Challenge in extracting highlighted text: Split line issue

cacglo · May 9, 2024, 5:48am

We are working on a use case where we extract yellow highlighted text from the document. However the segmentation of text is inaccurate, leading to break lines within sentences. For example, a sentence like “The quick brown fox jumped over the fence, and chased the sheep” is segmented incorrectly as:

“The quick brown fox jumped
over the fence, and chased the
sheep”

CODE

public static String ExtractHighlightedTextFromDocx(String docxFilePath){
        // Load the document
        String fullPath="/tmp/output_aspose.txt";
        try {
            // Load the document
            com.aspose.words.Document doc = new com.aspose.words.Document("/tmp/"+docxFilePath);

            PrintWriter writer = new PrintWriter(new FileWriter(fullPath));
            FieldCollection fields = doc.getRange().getFields();

               // Iterate through the Field collection and remove any fields that have the type "ADDIN EN.CITE".
               for (com.aspose.words.Field field : fields) {
                    field.unlink();
               }

            // Get all runs from the document
            NodeCollection<Run> runs = doc.getChildNodes(NodeType.RUN, true);

            // Iterate through all runs
            for (Run run : runs) {
                // Check if the run is highlighted
                if (run.getFont().getHighlightColor() != null && run.getFont().getHighlightColor().equals(java.awt.Color.YELLOW)) 
                {
                    // Print the highlighted text
                    //System.out.print(run.getText());
                    String text = run.getText().trim();
                    writer.write(text + "\n");
                }
                
            }
            writer.close();
        
        } catch (Exception e) {
            System.out.println(e.getMessage());
        }
        return fullPath;
    }

The paragraph-level extraction seems to be missing while using this feature.

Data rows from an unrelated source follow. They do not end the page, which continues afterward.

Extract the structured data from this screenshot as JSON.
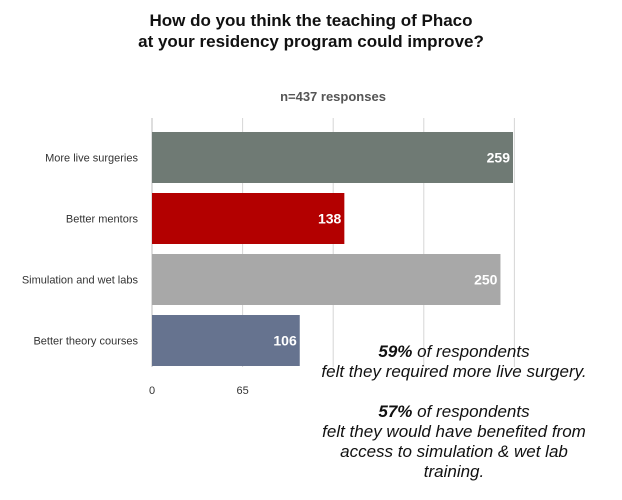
{
  "chart_data": {
    "type": "bar",
    "orientation": "horizontal",
    "title_lines": [
      "How do you think the teaching of Phaco",
      "at your residency program could improve?"
    ],
    "subtitle": "n=437 responses",
    "categories": [
      "More live surgeries",
      "Better mentors",
      "Simulation and wet labs",
      "Better theory courses"
    ],
    "values": [
      259,
      138,
      250,
      106
    ],
    "value_labels": [
      "259",
      "138",
      "250",
      "106"
    ],
    "colors": [
      "#6f7a74",
      "#b30000",
      "#a8a8a8",
      "#66738f"
    ],
    "xticks": [
      {
        "value": 0,
        "label": "0"
      },
      {
        "value": 65,
        "label": "65"
      }
    ],
    "xlim": [
      0,
      260
    ],
    "grid": true
  },
  "notes": [
    {
      "highlight": "59%",
      "rest": " of respondents",
      "lines": [
        "felt they required more live surgery."
      ]
    },
    {
      "highlight": "57%",
      "rest": " of respondents",
      "lines": [
        "felt they would have benefited from",
        "access to simulation & wet lab",
        "training."
      ]
    }
  ]
}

alexey.noskov · May 9, 2024, 11:35am

@cacglo It is not mandatory that text in sentence be represented as a single Run even if whole text has the same formatting. You can try using Document.joinRunsWithSameFormatting method to join runs with same formatting in all paragraphs of the document.

cacglo · May 21, 2024, 3:42am

How can I use this in the code?

alexey.noskov · May 21, 2024, 4:30am

@cacglo Just call this method after loading document and before further processing of the document.